Low vs High Porosity
Now that you have an idea of how porous your hair is, what does it mean for your hair care routine? Since low porosity means that the cuticles are tightly packed and very close together, it makes it very hard for moisture to properly penetrate into the hair shaft. You may find that it’s hard for water to saturate your hair when washing it, that your hair products tend to sit on top of your hair and don’t absorb easily, and it can take a long time for your hair to air dry. This also means your hair has a harder time taking color from hair dye, and your hair can appear dry. On the opposite side of this, some characteristics of higher porosity hair that you might have not realized are that your hair tends to break easily, your hair can be frizzy and dry because the moisture is not retained, and it does not take much time for your hair to air dry. (Source)
Products for Different Porosities
Since your hair porosity type is mainly due to your genetics, there’s not much that can be done to change this. However, you can combat the effects of overprocessing hair with a quality hair care routine! For low porosity hair, use protein-free products to allow the moisture to penetrate into your hair shaft. Try WOW Skin Science Moroccan Argan Oil Shampoo & Conditioner Duo, as the active ingredients will be able to properly penetrate into the hair. Apply your conditioners while your hair is already wet to lock in hydration, and dilute the conditioner with water to better penetrate the hair shaft.
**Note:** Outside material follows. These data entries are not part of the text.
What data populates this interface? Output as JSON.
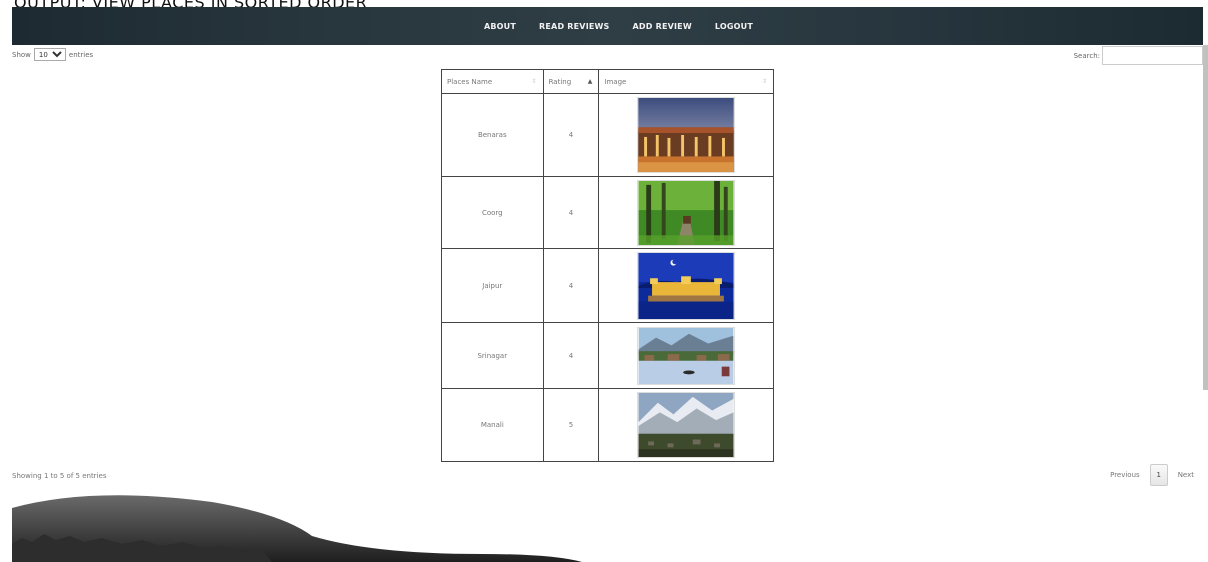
{
  "caption": "OUTPUT: VIEW PLACES IN SORTED ORDER",
  "nav": {
    "items": [
      "ABOUT",
      "READ REVIEWS",
      "ADD REVIEW",
      "LOGOUT"
    ]
  },
  "controls": {
    "show_label": "Show",
    "entries_value": "10",
    "entries_label": "entries",
    "search_label": "Search:",
    "search_value": ""
  },
  "table": {
    "headers": [
      "Places Name",
      "Rating",
      "Image"
    ],
    "rows": [
      {
        "name": "Benaras",
        "rating": "4",
        "image": "benaras-ghat-photo"
      },
      {
        "name": "Coorg",
        "rating": "4",
        "image": "coorg-forest-road-photo"
      },
      {
        "name": "Jaipur",
        "rating": "4",
        "image": "jaipur-jal-mahal-photo"
      },
      {
        "name": "Srinagar",
        "rating": "4",
        "image": "srinagar-dal-lake-photo"
      },
      {
        "name": "Manali",
        "rating": "5",
        "image": "manali-mountains-photo"
      }
    ]
  },
  "footer": {
    "info": "Showing 1 to 5 of 5 entries",
    "previous": "Previous",
    "page": "1",
    "next": "Next"
  },
  "colors": {
    "navbar": "#27353d",
    "table_border": "#444444"
  }
}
Using products that have ingredients like honey or glycerin (also found in the Moroccan Argan Oil line) are good options for low porosity hair as it tends to penetrate easier. To improve moisture penetration, try to apply heat when you condition your hair with a steamer, heat cap, or hot towel. This opens up the cuticle, keeps the products moist, and gives your hair more time to properly absorb it. If you don’t have any of these things, try using a shower cap over your hair after applying your conditioner. After your hair is dry, seal in hydration with WOW Skin Science 10-In-1 Hair Oil for its curated blend of nourishing botanicals that won’t weigh down low porosity hair. (Source)
For high porosity hair, use leave-in conditioners or treatments in your hair to help it hold on to moisture for longer. Keep hair hydrated intermittently with WOW Skin Science Hair Revitalizer Spray for essential moisture without weighing it down. Products with thick nourishing ingredients like butters and thicker oils will nourish for longer. Use WOW Skin Science Coconut Milk Shampoo & Conditioner to deliver deeper hydration and ability to allow your hair to actually hold on to the moisture.
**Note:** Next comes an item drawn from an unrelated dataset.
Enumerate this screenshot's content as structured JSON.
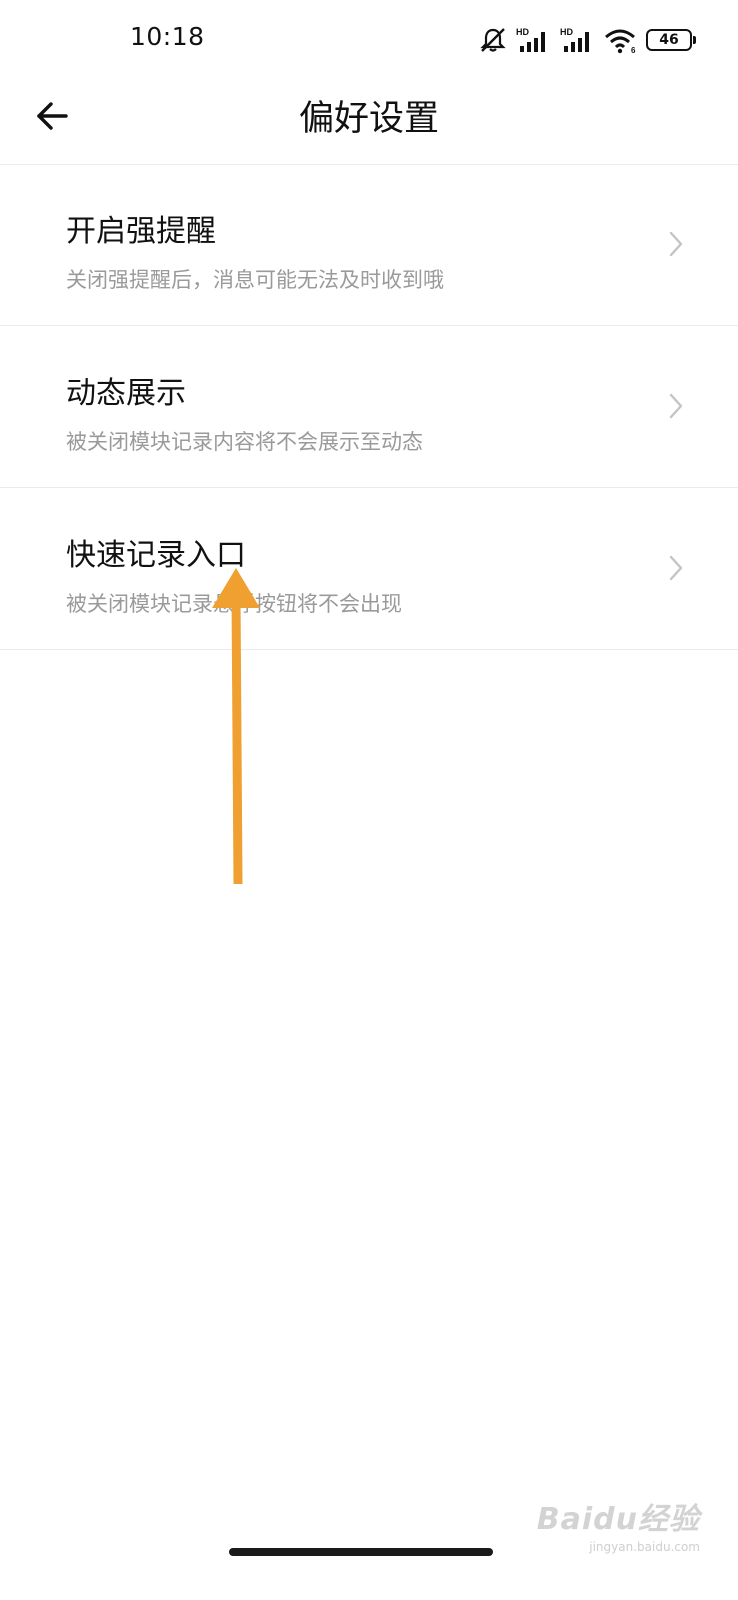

Hair oils are a favorite around here, to use as a styling oil, overnight treatment, or pre-shower leave-in conditioner. Use WOW Skin Science Onion Black Seed Hair Oil or the Castor Oil to give your hair the nourishing care it deserves!
With any of these recommended products, only use lukewarm water when shampooing and conditioning as hot water can damage high porosity hair, whose cuticles are already spread out and don’t need to be opened more (or none of your hair care products will stay in!)
Hair health is something we pay attention to after we’ve already damaged it. Bad hair care includes how you use your products. Learning your hair porosity and how it’s able to retain moisture will help you choose the best routine for your hair type. Good luck!